Continua in giugno la crescita delle gare di progettazione

Anche nel mese di giugno si registra un trend positivo per i bandi pubblici di progettazione, che crescono sia in numero sia in valore rispetto a giugno 2016 (mese in cui il mercato aveva peraltro ripreso dopo il rallentamento di maggio 2016 dovuto all'adeguamento alle nuove norme). In particolare sono state bandite 233 gare, per un importo di 55,8 milioni di euro, + 17,7% in numero, + 149, l% in valore, su giugno 2016. Nei primi sei mesi del 2017 i bandi di sola progettazione, rispetto al 2016, sono in crescita in numero, +38,7%, e in valore, +136,9%.

Si può invece parlare di un vero e proprio flop per gli appalti integrati (progettazione esecutiva e costruzione) che nel mese di giugno sono stati solo 6 per un valore complessivo di progettazione pari a 800.000 euro di progettazione, su 36,6 milioni di importo lavori. Nonostante la riapertura prevista nelle ultime modifiche al Codice appalti, evidentemente tutti questi progetti definitivi rimasti un anno fa nei cassetti degli enti locali non sembra che ci siano. Il dato è particolarmente significativo se si nota che dei 6 bandi 3 hanno interessato i settori speciali (acqua, energia e trasporti) e 3 i settori ordinari, quelli realmente interessati dalla modifica del correttivo del Codice appalti.
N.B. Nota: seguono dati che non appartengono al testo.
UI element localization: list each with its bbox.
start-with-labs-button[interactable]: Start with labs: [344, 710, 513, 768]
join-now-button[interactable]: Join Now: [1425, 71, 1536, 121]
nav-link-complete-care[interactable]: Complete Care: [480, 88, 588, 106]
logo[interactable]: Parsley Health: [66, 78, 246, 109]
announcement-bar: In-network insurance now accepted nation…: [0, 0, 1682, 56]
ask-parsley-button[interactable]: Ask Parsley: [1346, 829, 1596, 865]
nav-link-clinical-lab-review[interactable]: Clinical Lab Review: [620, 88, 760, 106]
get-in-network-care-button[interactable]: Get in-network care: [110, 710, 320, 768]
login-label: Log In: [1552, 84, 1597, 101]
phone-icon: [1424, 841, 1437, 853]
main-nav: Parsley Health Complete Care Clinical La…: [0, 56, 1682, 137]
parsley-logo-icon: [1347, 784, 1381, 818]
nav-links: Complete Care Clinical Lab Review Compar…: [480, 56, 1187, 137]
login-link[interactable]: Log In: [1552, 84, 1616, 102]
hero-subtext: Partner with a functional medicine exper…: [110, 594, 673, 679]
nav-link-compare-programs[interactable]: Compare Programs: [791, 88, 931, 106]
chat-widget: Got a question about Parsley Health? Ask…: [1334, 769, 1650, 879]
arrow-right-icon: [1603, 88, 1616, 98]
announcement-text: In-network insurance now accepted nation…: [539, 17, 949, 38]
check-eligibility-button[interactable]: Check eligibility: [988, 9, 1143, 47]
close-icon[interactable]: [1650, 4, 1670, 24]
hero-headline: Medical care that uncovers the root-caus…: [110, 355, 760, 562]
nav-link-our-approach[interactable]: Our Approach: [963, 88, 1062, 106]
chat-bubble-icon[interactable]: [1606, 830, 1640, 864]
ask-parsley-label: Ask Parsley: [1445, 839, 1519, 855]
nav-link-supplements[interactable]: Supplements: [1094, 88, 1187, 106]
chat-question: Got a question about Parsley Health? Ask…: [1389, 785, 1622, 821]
Complessivamente negli ultimi 14 mesi, dopo l'entrata in vigore del Codice appalti, che ha introdotto l'obbligo di affidare lavori sul progetto esecutivo, il mercato della progettazione cresce fortemente rispetto ai 14 mesi precedenti: +39,2% in numero e +84,9% in valore. In termini assoluti nei mesi post decreto 50/2016, da maggio 2016 a giugno 2017, si sono raggiunti i 514 milioni di euro contro i 270 milioni di euro degli stessi mesi 2015-2016.

Per quanto riguarda l'insieme di tutti i servizi di ingegneria e architettura, nel mese di giugno 2017, il numero delle gare è stato di 405 per un importo 73 ,4 milioni di euro, +9,8% in numero e +84,4% in valore su giugno 2016. L'entrata in vigore del nuovo codice ha comunque portato, nei 14 mesi da maggio 2016, incrementi del 39,7% in numero e del 37,5% in valore, rispetto ai 14 mesi precedenti. Il primo semestre del 2017 si chiude con un +34,9% in numero e un +24,3% in valore sul2016.

Sono sempre troppo elevati i ribassi con cui le gare vengono aggiudicate (si tratta di dati relativi a tutti i servizi e non soltanto alle progettazioni): a fine giugno il ribasso medio sul prezzo a base d'asta per le gare indette nel 2014 è al 30,2%, per quelle indette nel 2015 al 40,1 %; le notizie che riguardano le gare pubblicate nel 2016 (quasi tutte prima dell'entrata in vigore del decreto 50/2016) danno un ribasso che arriva al 41,5% circa.